Creating a data driven culture is a process that doesn’t just happen overnight. I would love to hear what you (or others in your org) did to drive data adoption?

Did you hold a monthly team meeting where you shared metrics, did you give your team templates, did you make building a dashboard a part of the official JIRA launch process, did you hold a competition for the person who ran the most queries?

Any and all ideas would be appreciated!

 


8 replies

Userlevel 3
Badge +2

I’m also curious if there are templates that folks use (for Heap dashboards, meeting agendas, review slide decks) that work well. We’ve successfully used After-Action reports, for example. (Download the template at that link.)

 

The AARs have been helpful not only creating a data-informed culture, but also with embracing a Growth Mindset and continually learning.

Userlevel 2
Badge +1

Driving data adoption is an ongoing and quite honestly never-ending process, if you want it to be successful over the long-term. We started from square one both with Heap and an introducing the overall concept of what it means to use data to inform business decisions. We have utilized a few different ways of weaving data into the everyday fabric from holding open Office Hours to using a dedicated Slack channel, to having countless one-on-one chats with business partners about what Heap can do for them. Heap, as a tool, is a big part of the process; however, what can be even more important is that the users and interpreters of the data truly understand what they are seeing and their recommendations are sound.

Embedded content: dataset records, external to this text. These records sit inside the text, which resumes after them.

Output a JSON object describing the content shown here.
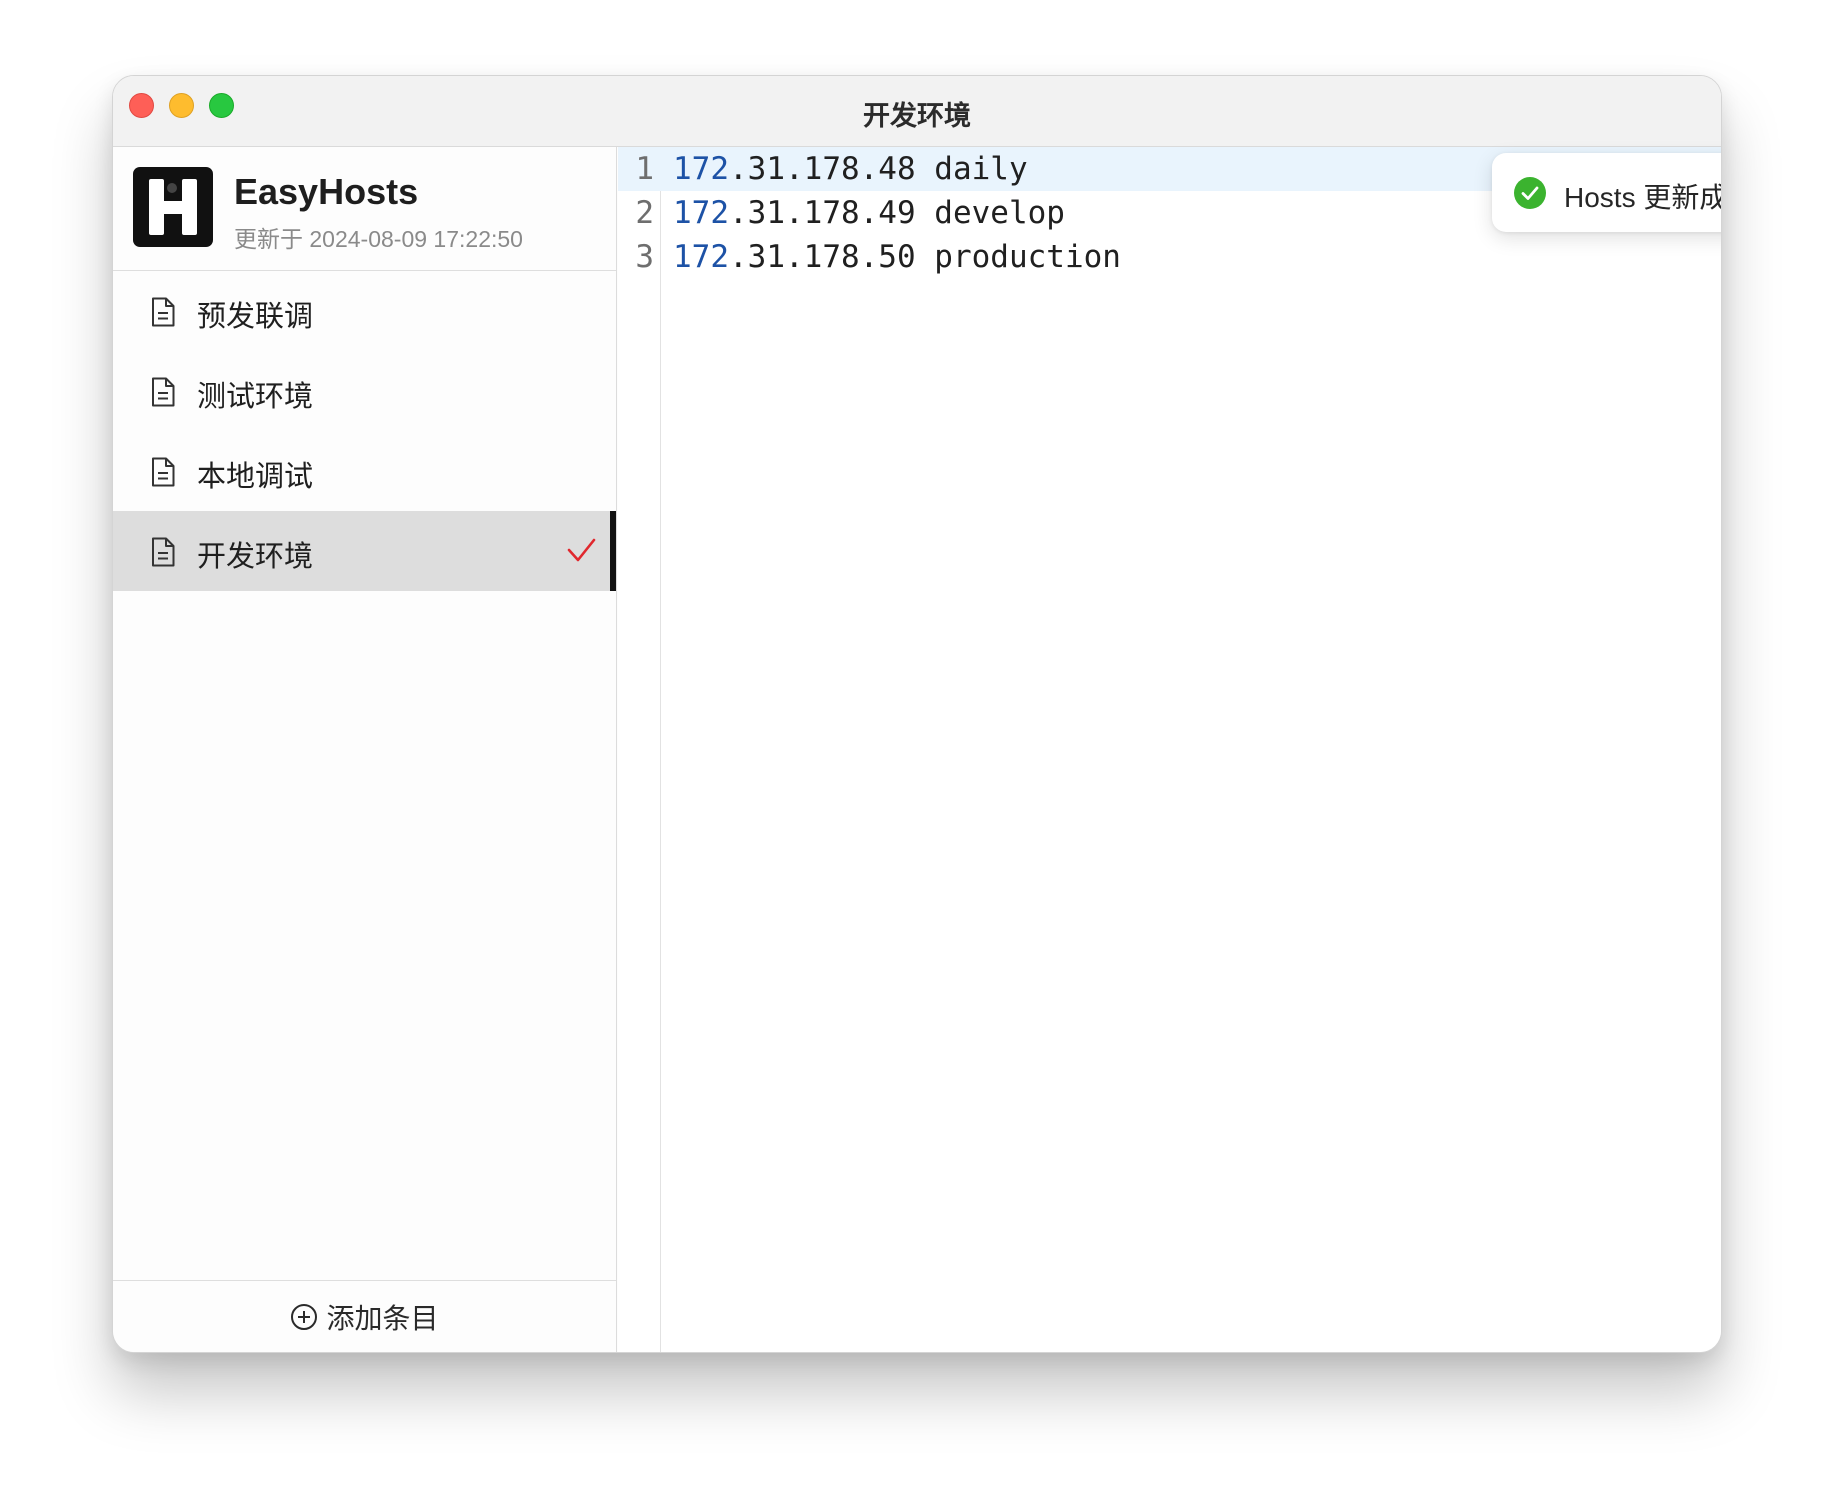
{
  "window": {
    "title": "开发环境"
  },
  "app": {
    "name": "EasyHosts",
    "updated": "更新于 2024-08-09 17:22:50"
  },
  "sidebar": {
    "items": [
      {
        "label": "预发联调",
        "icon": "document-icon",
        "selected": false
      },
      {
        "label": "测试环境",
        "icon": "document-icon",
        "selected": false
      },
      {
        "label": "本地调试",
        "icon": "document-icon",
        "selected": false
      },
      {
        "label": "开发环境",
        "icon": "document-icon",
        "selected": true
      }
    ],
    "add_label": "添加条目"
  },
  "editor": {
    "lines": [
      {
        "number": "1",
        "ip_head": "172",
        "ip_tail": ".31.178.48",
        "host": " daily"
      },
      {
        "number": "2",
        "ip_head": "172",
        "ip_tail": ".31.178.49",
        "host": " develop"
      },
      {
        "number": "3",
        "ip_head": "172",
        "ip_tail": ".31.178.50",
        "host": " production"
      }
    ]
  },
  "toast": {
    "message": "Hosts 更新成功",
    "icon": "success-check-icon"
  },
  "colors": {
    "close": "#fe5f57",
    "minimize": "#febc2e",
    "zoom": "#28c840",
    "check_mark": "#e0282e",
    "success": "#3bb32f",
    "ip_accent": "#1d52a6",
    "active_line": "#e9f4fd",
    "selected_item": "#dddddd"
  }
}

As the lead analyst for this tool, I have been very active in educating users on how to read a funnel versus a graph, or how to create insightful business questions that are measured by informative metrics. I often ask the question “why” as in “why do you need to know that piece of information - what is it going to teach you about your product/service/user?” People often latch on to ‘vanity metrics’ or metrics they think will make them look good - something like ‘time on site’ or ‘time on page’. These metrics as standalone numbers can be extremely misleading - it all depends upon the interpretation. 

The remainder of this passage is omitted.